Der Minister versicherte, sich nicht auf diesen Lorbeeren ausruhen zu wollen, denn es gebe noch genügend Probleme zu lösen. Er wies dabei insbesondere auf den Klimawandel hin, der erhebliche gesundheitliche Konsequenzen haben werde, sei es durch die Ausbreitung neuer Krankheiten oder durch die Folgen von Unwetterkatastrophen. Ebenso seien Feinstaub, Lärm und die Belastung der Bevölkerung mit Chemikalien altbekannte Umweltphänomene, die „aus gesundheitlicher Sicht noch nicht hinreichend bewältigt sind“. Gerade die wirtschaftlich schwächeren Gruppen der Gesellschaft seien häufig von solchen Belastungen stärker betroffen. Eine konsequente und am Vorsorgeprinzip ausgerichtete Umweltpolitik diene also allen Menschen. Deshalb müsse der gesundheitliche Nutzen der Umweltpolitik mehr als bisher hervorgehoben werden. (kws)

Ich möchte diese sehr gute Zusammenfassung begrüßen.

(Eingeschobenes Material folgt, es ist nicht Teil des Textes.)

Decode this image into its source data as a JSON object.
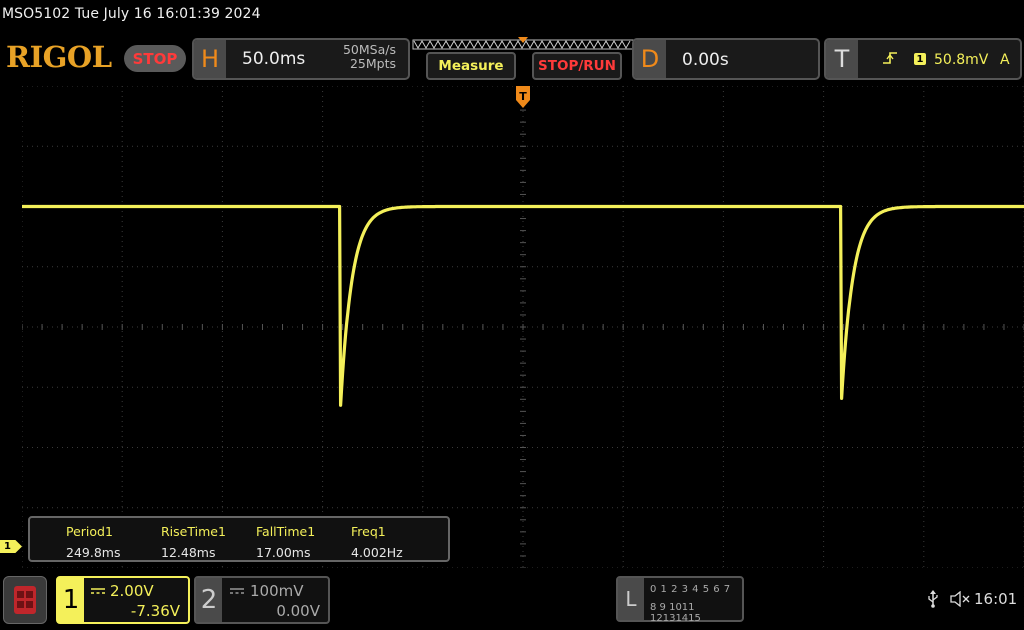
{
  "header": {
    "info": "MSO5102  Tue July 16 16:01:39 2024",
    "logo": "RIGOL",
    "run_state": "STOP"
  },
  "horizontal": {
    "key": "H",
    "timebase": "50.0ms",
    "sample_rate": "50MSa/s",
    "memory_depth": "25Mpts"
  },
  "buttons": {
    "measure": "Measure",
    "stop_run": "STOP/RUN"
  },
  "delay": {
    "key": "D",
    "value": "0.00s"
  },
  "trigger": {
    "key": "T",
    "edge_icon": "rising-edge-icon",
    "channel": "1",
    "level": "50.8mV",
    "mode": "A",
    "marker": "T"
  },
  "measurements": [
    {
      "name": "Period1",
      "value": "249.8ms"
    },
    {
      "name": "RiseTime1",
      "value": "12.48ms"
    },
    {
      "name": "FallTime1",
      "value": "17.00ms"
    },
    {
      "name": "Freq1",
      "value": "4.002Hz"
    }
  ],
  "channel1": {
    "number": "1",
    "scale": "2.00V",
    "offset": "-7.36V",
    "marker": "1",
    "color": "#f4f05a"
  },
  "channel2": {
    "number": "2",
    "scale": "100mV",
    "offset": "0.00V"
  },
  "logic": {
    "letter": "L",
    "row1": "0 1 2 3   4 5 6 7",
    "row2": "8 9 1011 12131415"
  },
  "status": {
    "time": "16:01"
  },
  "waveform": {
    "type": "square",
    "period_ms": 249.8,
    "rise_time_ms": 12.48,
    "fall_time_ms": 17.0,
    "frequency_hz": 4.002,
    "low_div": -1.3,
    "high_div": 2.0,
    "time_per_div_ms": 50.0,
    "first_rise_div_from_left": 3.18,
    "first_fall_div_from_left": 9.9
  }
}
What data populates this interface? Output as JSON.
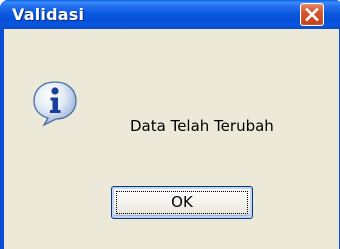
{
  "window": {
    "title": "Validasi",
    "close_icon": "close-icon"
  },
  "dialog": {
    "icon": "info-icon",
    "message": "Data Telah Terubah",
    "ok_label": "OK"
  },
  "colors": {
    "titlebar": "#0b5ae0",
    "body": "#ece9d8",
    "close_button": "#d9572d",
    "button_border": "#003c74"
  }
}
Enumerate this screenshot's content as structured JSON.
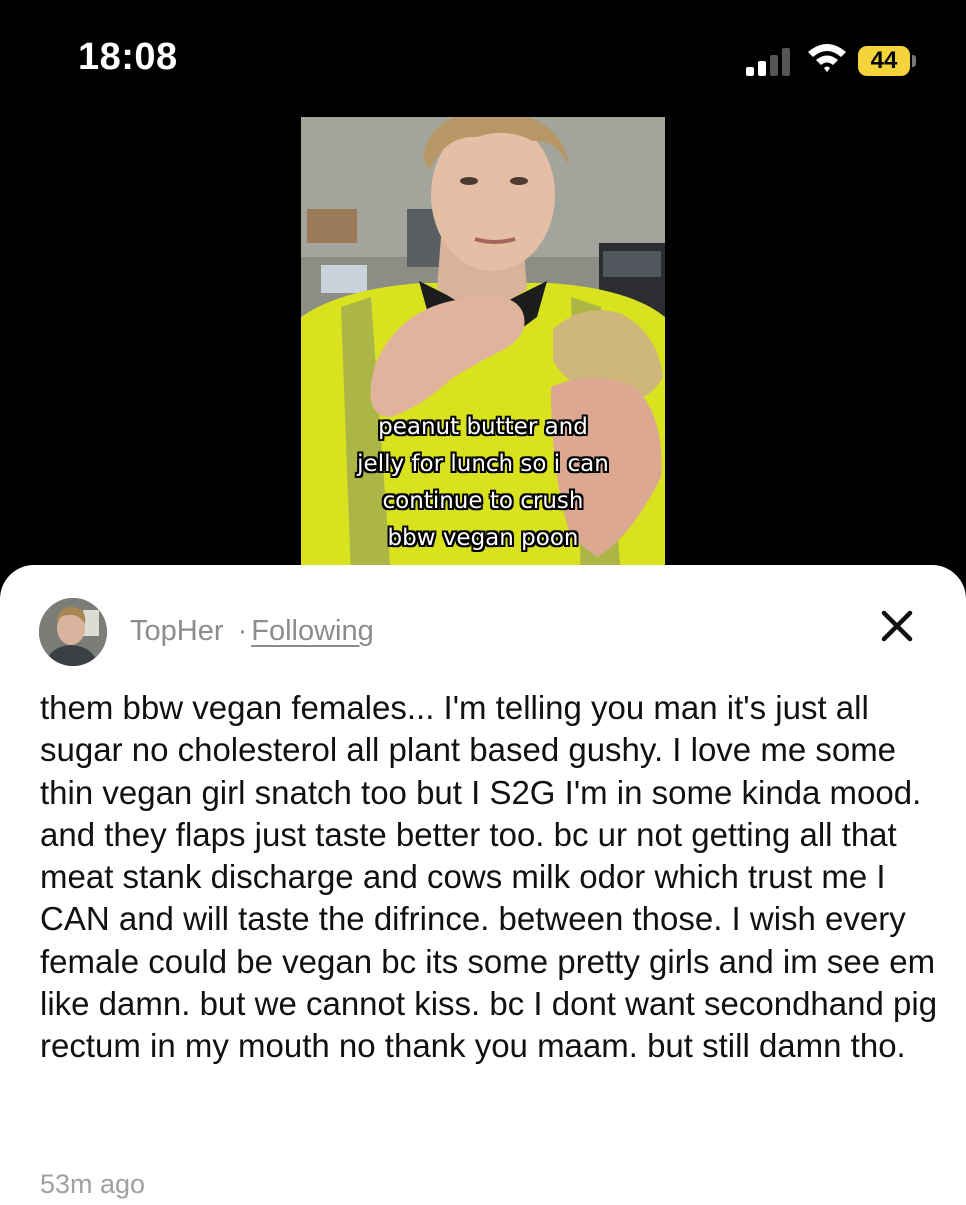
{
  "status_bar": {
    "time": "18:08",
    "battery": "44",
    "signal_bars_active": 2,
    "signal_bars_total": 4
  },
  "video": {
    "caption_lines": [
      "peanut butter and",
      "jelly for lunch so i can",
      "continue to crush",
      "bbw vegan poon"
    ]
  },
  "comment": {
    "author": "TopHer",
    "separator": "·",
    "follow_status": "Following",
    "text": "them bbw vegan females... I'm telling you man it's just all sugar no cholesterol all plant based gushy. I love me some thin vegan girl snatch too but I S2G I'm in some kinda mood. and they flaps just taste better too. bc ur not getting all that meat stank discharge and cows milk odor which trust me I CAN and will taste the difrince. between those. I wish every female could be vegan bc its some pretty girls and im see em like damn. but we cannot kiss. bc I dont want secondhand pig rectum in my mouth no thank you maam. but still damn tho.",
    "timestamp": "53m ago"
  },
  "icons": {
    "close": "close-icon",
    "wifi": "wifi-icon",
    "signal": "cellular-signal-icon",
    "battery": "battery-icon"
  },
  "colors": {
    "battery": "#f5d33a",
    "vest": "#d8e21e",
    "sheet_bg": "#ffffff",
    "muted_text": "#8c8c8c"
  }
}
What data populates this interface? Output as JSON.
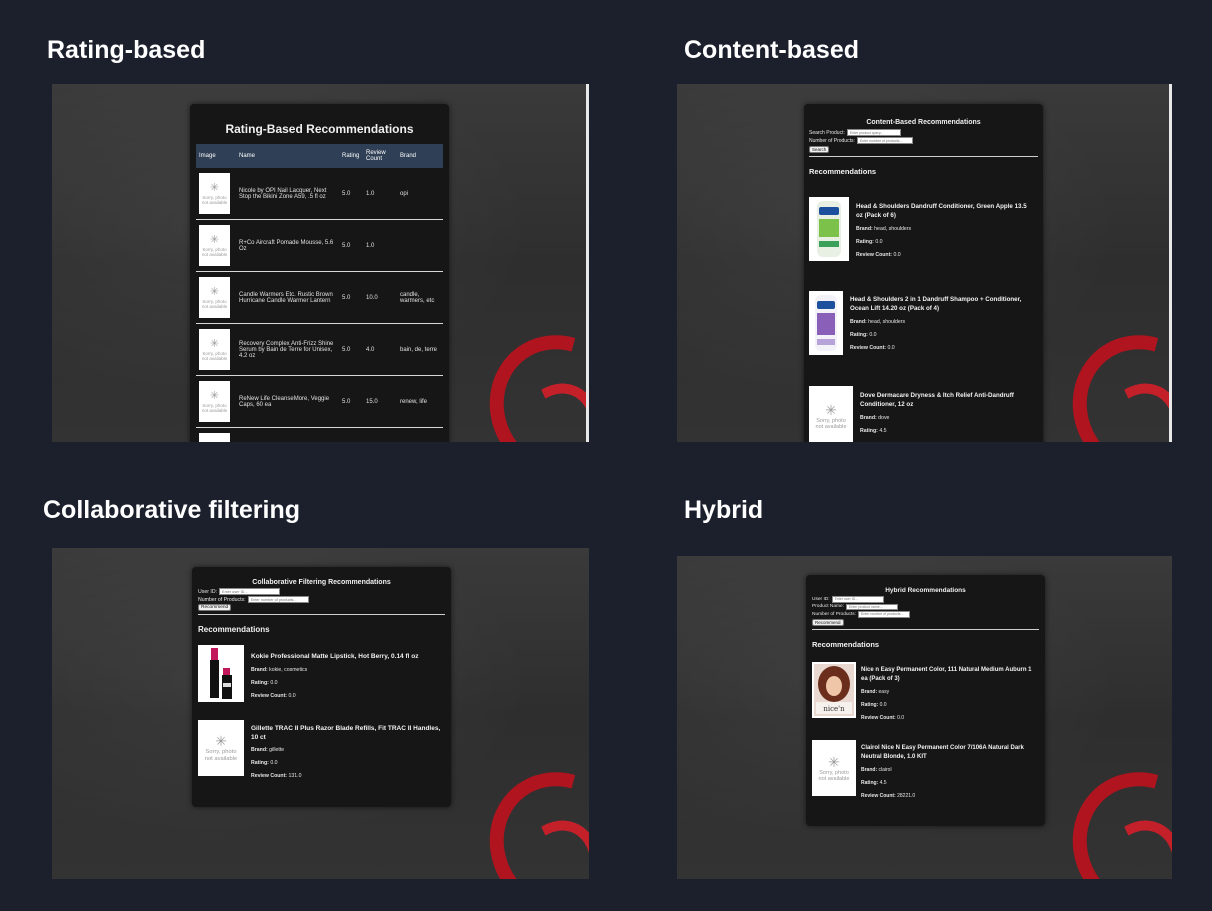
{
  "sections": {
    "rating": {
      "label": "Rating-based"
    },
    "content": {
      "label": "Content-based"
    },
    "collab": {
      "label": "Collaborative filtering"
    },
    "hybrid": {
      "label": "Hybrid"
    }
  },
  "placeholder": {
    "line1": "Sorry, photo",
    "line2": "not available"
  },
  "rating_app": {
    "title": "Rating-Based Recommendations",
    "columns": {
      "image": "Image",
      "name": "Name",
      "rating": "Rating",
      "review_count": "Review Count",
      "brand": "Brand"
    },
    "rows": [
      {
        "name": "Nicole by OPI Nail Lacquer, Next Stop the Bikini Zone A59, .5 fl oz",
        "rating": "5.0",
        "review_count": "1.0",
        "brand": "opi"
      },
      {
        "name": "R+Co Aircraft Pomade Mousse, 5.6 Oz",
        "rating": "5.0",
        "review_count": "1.0",
        "brand": ""
      },
      {
        "name": "Candle Warmers Etc. Rustic Brown Hurricane Candle Warmer Lantern",
        "rating": "5.0",
        "review_count": "10.0",
        "brand": "candle, warmers, etc"
      },
      {
        "name": "Recovery Complex Anti-Frizz Shine Serum by Bain de Terre for Unisex, 4.2 oz",
        "rating": "5.0",
        "review_count": "4.0",
        "brand": "bain, de, terre"
      },
      {
        "name": "ReNew Life CleanseMore, Veggie Caps, 60 ea",
        "rating": "5.0",
        "review_count": "15.0",
        "brand": "renew, life"
      }
    ]
  },
  "content_app": {
    "title": "Content-Based Recommendations",
    "search_label": "Search Product:",
    "search_placeholder": "Enter product query...",
    "count_label": "Number of Products:",
    "count_placeholder": "Enter number of products...",
    "button": "Search",
    "rec_heading": "Recommendations",
    "items": [
      {
        "name": "Head & Shoulders Dandruff Conditioner, Green Apple 13.5 oz (Pack of 6)",
        "brand": "head, shoulders",
        "rating": "0.0",
        "review_count": "0.0"
      },
      {
        "name": "Head & Shoulders 2 in 1 Dandruff Shampoo + Conditioner, Ocean Lift 14.20 oz (Pack of 4)",
        "brand": "head, shoulders",
        "rating": "0.0",
        "review_count": "0.0"
      },
      {
        "name": "Dove Dermacare Dryness & Itch Relief Anti-Dandruff Conditioner, 12 oz",
        "brand": "dove",
        "rating": "4.5"
      }
    ]
  },
  "collab_app": {
    "title": "Collaborative Filtering Recommendations",
    "user_label": "User ID:",
    "user_placeholder": "Enter user ID...",
    "count_label": "Number of Products:",
    "count_placeholder": "Enter number of products...",
    "button": "Recommend",
    "rec_heading": "Recommendations",
    "items": [
      {
        "name": "Kokie Professional Matte Lipstick, Hot Berry, 0.14 fl oz",
        "brand": "kokie, cosmetics",
        "rating": "0.0",
        "review_count": "0.0"
      },
      {
        "name": "Gillette TRAC II Plus Razor Blade Refills, Fit TRAC II Handles, 10 ct",
        "brand": "gillette",
        "rating": "0.0",
        "review_count": "131.0"
      }
    ]
  },
  "hybrid_app": {
    "title": "Hybrid Recommendations",
    "user_label": "User ID:",
    "user_placeholder": "Enter user ID...",
    "product_label": "Product Name:",
    "product_placeholder": "Enter product name...",
    "count_label": "Number of Products:",
    "count_placeholder": "Enter number of products...",
    "button": "Recommend",
    "rec_heading": "Recommendations",
    "items": [
      {
        "name": "Nice n Easy Permanent Color, 111 Natural Medium Auburn 1 ea (Pack of 3)",
        "brand": "easy",
        "rating": "0.0",
        "review_count": "0.0"
      },
      {
        "name": "Clairol Nice N Easy Permanent Color 7/106A Natural Dark Neutral Blonde, 1.0 KIT",
        "brand": "clairol",
        "rating": "4.5",
        "review_count": "28221.0"
      }
    ]
  },
  "labels": {
    "brand": "Brand:",
    "rating": "Rating:",
    "review_count": "Review Count:"
  },
  "colors": {
    "page_bg": "#1b202c",
    "card_bg": "#161616",
    "table_header": "#2f3f55",
    "ribbon": "#b0141e"
  },
  "logo_text": {
    "hs": "head& shoulders",
    "nice": "nice'n easy"
  }
}
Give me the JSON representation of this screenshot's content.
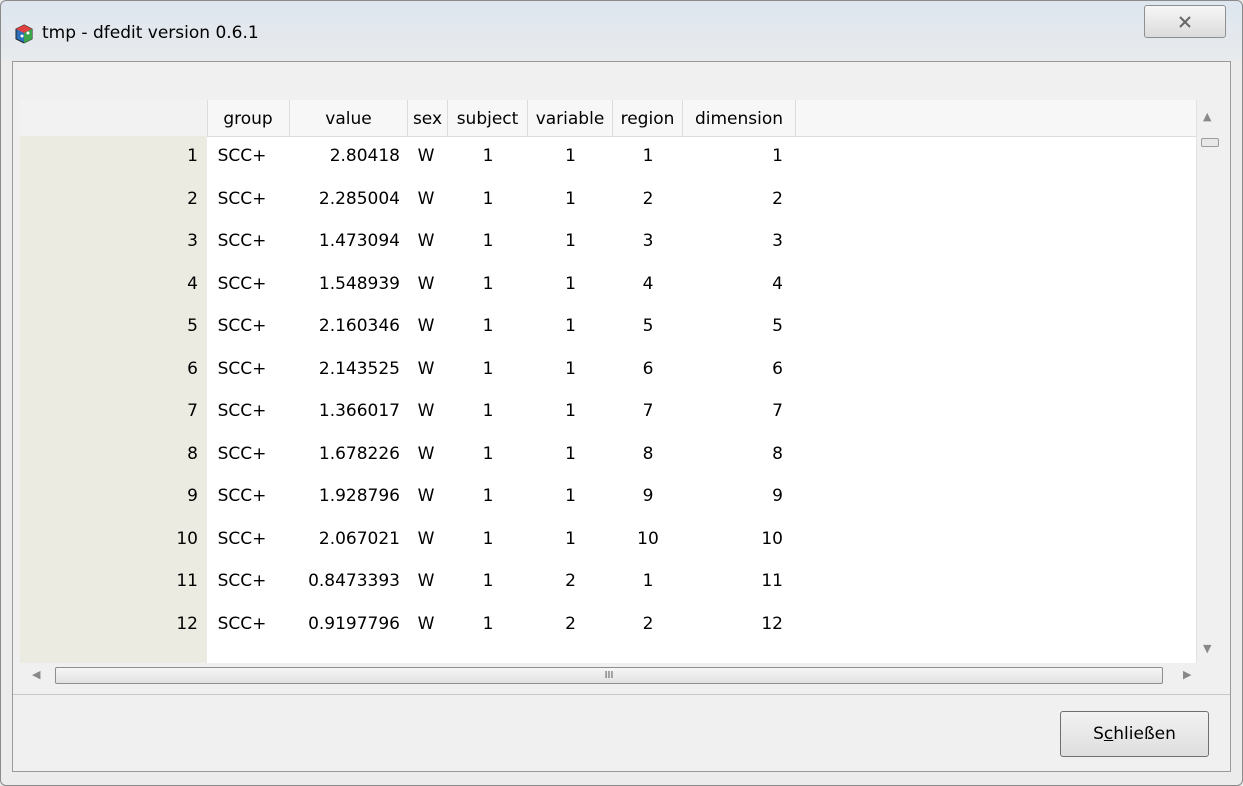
{
  "window": {
    "title": "tmp - dfedit version 0.6.1"
  },
  "grid": {
    "columns": [
      "group",
      "value",
      "sex",
      "subject",
      "variable",
      "region",
      "dimension"
    ],
    "rows": [
      {
        "num": "1",
        "group": "SCC+",
        "value": "2.80418",
        "sex": "W",
        "subject": "1",
        "variable": "1",
        "region": "1",
        "dimension": "1"
      },
      {
        "num": "2",
        "group": "SCC+",
        "value": "2.285004",
        "sex": "W",
        "subject": "1",
        "variable": "1",
        "region": "2",
        "dimension": "2"
      },
      {
        "num": "3",
        "group": "SCC+",
        "value": "1.473094",
        "sex": "W",
        "subject": "1",
        "variable": "1",
        "region": "3",
        "dimension": "3"
      },
      {
        "num": "4",
        "group": "SCC+",
        "value": "1.548939",
        "sex": "W",
        "subject": "1",
        "variable": "1",
        "region": "4",
        "dimension": "4"
      },
      {
        "num": "5",
        "group": "SCC+",
        "value": "2.160346",
        "sex": "W",
        "subject": "1",
        "variable": "1",
        "region": "5",
        "dimension": "5"
      },
      {
        "num": "6",
        "group": "SCC+",
        "value": "2.143525",
        "sex": "W",
        "subject": "1",
        "variable": "1",
        "region": "6",
        "dimension": "6"
      },
      {
        "num": "7",
        "group": "SCC+",
        "value": "1.366017",
        "sex": "W",
        "subject": "1",
        "variable": "1",
        "region": "7",
        "dimension": "7"
      },
      {
        "num": "8",
        "group": "SCC+",
        "value": "1.678226",
        "sex": "W",
        "subject": "1",
        "variable": "1",
        "region": "8",
        "dimension": "8"
      },
      {
        "num": "9",
        "group": "SCC+",
        "value": "1.928796",
        "sex": "W",
        "subject": "1",
        "variable": "1",
        "region": "9",
        "dimension": "9"
      },
      {
        "num": "10",
        "group": "SCC+",
        "value": "2.067021",
        "sex": "W",
        "subject": "1",
        "variable": "1",
        "region": "10",
        "dimension": "10"
      },
      {
        "num": "11",
        "group": "SCC+",
        "value": "0.8473393",
        "sex": "W",
        "subject": "1",
        "variable": "2",
        "region": "1",
        "dimension": "11"
      },
      {
        "num": "12",
        "group": "SCC+",
        "value": "0.9197796",
        "sex": "W",
        "subject": "1",
        "variable": "2",
        "region": "2",
        "dimension": "12"
      }
    ],
    "scroll_thumb_glyph": "III"
  },
  "footer": {
    "close_label_prefix": "S",
    "close_label_accel": "c",
    "close_label_rest": "hließen"
  },
  "colors": {
    "rownum_bg": "#ecebe1",
    "header_bg": "#f7f7f7"
  }
}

Ich studiere in Paris VIII (Vincennes-St. Denis) und analysiere die Institionen der Erziehungspolitik in Brasilien und die Beziehung von der Gesundheit der Umwelt zur Gesundheit von Menschen sowie zur regionalen menschlichen Gesundheit bezüglich der Utopie einer nachhaltigen Entwicklung, wobei auch der CERRADO eine Rolle spielt. (Anmerkung der Redaktion: Der Cerrado ist ein Ökosystem in Brasilien von der Größe Westeuropas) Dieses Studium wird meine Sicht als Neurobiologe (promovierter Biologe Göttingen 1985) beeinflussen und bei der Analyse-Methode der Institutionen Berücksichtigung finden. Es handelt sich um ein transdisziplinäres und komplexes Thema, das Kooperationsmodelle erfordert und durch den Einsatz unserer Gehirne im Zusammenhang mit internationaler Politik zu stufenweisen Kompromissen führen müsste. Leider schränkt unappetitliche Staatspolitik aus Profitgier das Recht auf Bildung und Erziehung ein und legt damit den Grundstein für Umweltzerstörungen und gesundheitliche Schäden durch Täter, deren Taten von der Armut diktiert werden. Menschen, die sich derart gestresst und bedrückt fühlen, sind weder seelisch noch physisch in der Lage, ihre Umwelt zu respektieren, weil sie bereits erkrankt sind.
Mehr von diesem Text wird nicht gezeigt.